He wheeled his plane and commenced to circle about the mountain, now flying low, now rising high in the air. As they made a low flight, Dee noticed two men sitting by the roadside. They were tramps, and had a scarlet handkerchief knotted on the end of a stick.
“More tramps around here,” said Ernest, catching sight of the men. He turned the nose of his plane upwards, and they commenced to climb higher and higher, the hills and valleys dropping away beneath them. The buildings in the cantonment diminished to doll houses, the rough roads turned to narrow yellow ribbons, the fields became smooth blurs of green and yellow. The mountains took on a new, unaccustomed look. Viewed from far above, they became green and yellow hills with dark depressions in their sides.
On and on they flew. They no longer knew the country. Nothing seemed to matter. They were masters of space; they felt as though they could fly into the face of the sun itself; they felt as though they owned that vast infinitude about, above, below them.
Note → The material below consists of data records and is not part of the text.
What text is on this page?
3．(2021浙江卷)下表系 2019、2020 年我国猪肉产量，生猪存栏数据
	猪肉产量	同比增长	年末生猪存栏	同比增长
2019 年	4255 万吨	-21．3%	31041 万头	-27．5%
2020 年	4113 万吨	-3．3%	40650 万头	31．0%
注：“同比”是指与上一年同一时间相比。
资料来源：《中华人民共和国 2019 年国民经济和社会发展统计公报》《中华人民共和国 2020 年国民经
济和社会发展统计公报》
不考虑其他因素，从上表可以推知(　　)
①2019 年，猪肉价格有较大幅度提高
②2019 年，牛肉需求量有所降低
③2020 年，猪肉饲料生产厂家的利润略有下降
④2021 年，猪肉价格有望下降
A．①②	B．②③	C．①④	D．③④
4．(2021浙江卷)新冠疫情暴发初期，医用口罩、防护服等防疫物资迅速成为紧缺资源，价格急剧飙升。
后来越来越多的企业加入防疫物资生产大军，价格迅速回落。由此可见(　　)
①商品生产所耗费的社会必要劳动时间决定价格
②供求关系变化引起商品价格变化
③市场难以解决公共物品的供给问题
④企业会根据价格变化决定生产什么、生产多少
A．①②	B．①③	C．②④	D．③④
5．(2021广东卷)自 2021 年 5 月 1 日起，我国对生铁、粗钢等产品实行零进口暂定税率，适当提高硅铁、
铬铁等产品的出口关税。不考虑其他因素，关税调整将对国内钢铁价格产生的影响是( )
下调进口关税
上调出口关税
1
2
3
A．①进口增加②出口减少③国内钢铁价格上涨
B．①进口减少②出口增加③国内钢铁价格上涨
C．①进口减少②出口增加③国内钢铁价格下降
And there in higher space than they had ever dreamed that even those tremendous wings could soar, they met him: an eagle!
Straight toward them he came, without fear and seemingly without surprise. It was Ernest who veered, and the eagle, keeping majestically on his course, passed them by. To watch him Ernest circled and turned.
To his surprise, the eagle had done the same thing and once more they faced each other. The eagle advanced with slow, rhythmic sweeps of his tremendous pinions, his piercing eyes watching the strange intruder. Once more, Ernest turned and gave him the right of way. As they passed, the plane swept so close that they could see the piercing, angry eyes fixed upon them. This time they did not turn for, as they looked, they saw that the eagle himself, gallant and fearless warrior that he was, had turned and given chase. Ernest looked at the speedometer. The eagle was gaining, and they were going at eighty-nine miles an hour. As Ernest kept in a straight line, the eagle commenced to climb. Instantly Ernest changed his course and commenced nosing up into the higher stretches of the air. The great bird flew straight up. Ernest grew grave. If the big bird should fly into the delicate wires of the plane he knew that nothing could save them from a whirling dash to the earth. He did the one thing that could save them. He raced the eagle, up and up, round and round, darting here and there, Ernest growing cooler and cooler as the danger pressed closer, the bird bristling with rage. He could not understand this strange winged creature that evaded and pursued him. There were men, his eternal and ancient enemies, controlling those wide, stiff pinions. He could see their heads turn, their goggled eyes watching him.
Dee looked at Ernest and realized that the strange encounter was a dangerous one. The set mouth of the young pilot and the clutch of his gauntleted hand on the steering wheel gave evidence of anxiety and the keen alertness that comes with danger. Eddie, round eyed and silent, sat watching the manoeuvers of the eagle, which constantly swerved upward in his effort to soar above the laboring plane.
But manoeuver met with maneuver, and the bird, wise and keen, truly king of his kind, found himself pitted against a higher intelligence and keener wit. Slowly the great wings began to lag and it took a visible effort to lift himself above the level on which he swung to rest.
At last with a mighty effort he darted up, and up, away from the plane, then with a quick turn darted toward it, meaning to sweep upon it. But quick as he was, Ernest was quicker, and the great bird whirled only to find the enemy just above him. He wavered, caught himself, struggled to rise, and then with a last dart toward the plane, shot downwards, the plane following. The eagle fell like a plummet, wings half spread, head down. Following as closely as he dared, Ernest traced the drop, and they were close enough at the end to see the wings spread out and the bird make a sudden harsh landing in a plowed field. The earth flew up around him like spray, and he lay where he had come down, motionless save the ever keen, savage eye that still followed their movements.
“Is he going to die?” asked Eddie in an awed voice.